Does this sound like a suicide to you?

His family was horrified at the face staring up from the open casket. Kenneth Trentadue's forehead was blackened and bruised. His eyes were blood-marked, his left eye swollen shut. His cheeks were puffed and scraped and cut. His jaw was rubbed red. The family ordered the Orange County undertaker to strip the body and wipe away the makeup. Then they saw the rest — his battered head, his gouged throat, his arms and legs, hands and wrists, even the bottoms of his feet, all covered in deep, ugly wounds.

Kent Trentadue died in 1995. He was a small-time offender, a drug user in jail on a parole violation for a burglary charge. Authorities claimed he hanged himself. He had been arrested in San Diego and pleaded guilty to a drunk driving offense. Because he was on federal parole for a burglary, he was transferred back to the federal receiving center in Oklahoma pending a parole revocation hearing. If he lost, he was only looking at 16 months. He got to Oklahoma on Friday, and was found dead on Monday.

Using the Freedom of Information Act, they obtained prison documents that showed that a videotape related to the incident was mysteriously erased, and that the cell had been cleaned by guards before FBI agents arrived. They also uncovered what they said were inconsistent statements from guards and, using the help of technical experts, found evidence of mud on Trentadue's blue prison shoes, an indication he might have been taken outside before he died.

More curious, they said, was that the prison wanted to cremate the body before sending it to Orange County, a decision normally left to the family. After photographing the body to document the extent of Trentadue's injuries, the family invited friends and relatives to see what they said the government had done to him. "He was so beat up that even after the funeral home cleaned him up, people who came to the wake went outside and puked," Jesse Trentadue said.

The family contends there was a coverup. Nine years after his death, the U.S. government has reopened the case and is conducting another review of the case.

Believing he was murdered, perhaps in a case of mistaken identity connected to the Oklahoma City bombing that year, the family sued the government in the hope of unearthing fresh evidence. A federal judge in 2001 awarded the family $1.1 million for emotional suffering. But relatives still did not acquiesce.

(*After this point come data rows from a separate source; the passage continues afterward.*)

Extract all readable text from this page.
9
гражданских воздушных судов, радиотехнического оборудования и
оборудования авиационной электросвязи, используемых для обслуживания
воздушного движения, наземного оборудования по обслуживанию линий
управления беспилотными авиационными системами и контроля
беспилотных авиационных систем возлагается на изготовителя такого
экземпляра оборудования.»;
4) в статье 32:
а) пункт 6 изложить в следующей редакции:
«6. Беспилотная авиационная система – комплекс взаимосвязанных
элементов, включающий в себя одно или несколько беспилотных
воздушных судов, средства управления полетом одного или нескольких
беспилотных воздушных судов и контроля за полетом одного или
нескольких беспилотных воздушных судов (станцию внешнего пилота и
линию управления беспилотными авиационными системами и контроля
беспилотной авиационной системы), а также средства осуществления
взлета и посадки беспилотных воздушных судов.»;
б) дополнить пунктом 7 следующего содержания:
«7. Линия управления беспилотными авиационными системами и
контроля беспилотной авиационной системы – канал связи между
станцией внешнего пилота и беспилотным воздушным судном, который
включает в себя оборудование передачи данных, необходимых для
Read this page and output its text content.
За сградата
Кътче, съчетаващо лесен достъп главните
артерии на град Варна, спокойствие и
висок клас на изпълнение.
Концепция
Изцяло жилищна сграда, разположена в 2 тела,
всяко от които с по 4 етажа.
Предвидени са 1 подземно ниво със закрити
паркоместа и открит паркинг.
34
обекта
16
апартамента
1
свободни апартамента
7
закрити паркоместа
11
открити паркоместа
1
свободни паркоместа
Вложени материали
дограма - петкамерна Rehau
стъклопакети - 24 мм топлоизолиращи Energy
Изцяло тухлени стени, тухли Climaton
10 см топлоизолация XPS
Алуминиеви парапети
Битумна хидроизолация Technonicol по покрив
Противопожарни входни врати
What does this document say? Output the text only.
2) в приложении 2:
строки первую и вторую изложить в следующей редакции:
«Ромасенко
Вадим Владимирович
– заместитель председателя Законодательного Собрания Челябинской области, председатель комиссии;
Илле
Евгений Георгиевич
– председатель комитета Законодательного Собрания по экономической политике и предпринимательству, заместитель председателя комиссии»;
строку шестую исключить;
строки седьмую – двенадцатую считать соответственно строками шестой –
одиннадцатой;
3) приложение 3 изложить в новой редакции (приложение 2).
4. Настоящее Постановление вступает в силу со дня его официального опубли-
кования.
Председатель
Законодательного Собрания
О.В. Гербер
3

When the government appealed the award, they filed a cross-appeal offering to forgo the money if a new investigation was undertaken to pinpoint the cause of death.

What would the motive be? Trentatue's family says Kent resembled the drawing of John Doe II and thinks a guard had it in for him. He had a square jaw and a tatoo on his arm. Another prisoner, Alden Gillis Baker, told Kent's family what he observed that night. Subsequently, Baker was found dead in his cell.

Then there's the medical examiner's testimony:

Dr. Fred Jordan, the Oklahoma medical examiner, performed the autopsy. "I felt Mr. Trentadue had been abused and tortured," he concluded. He later told an Oklahoma City television reporter that "it's very likely he was murdered."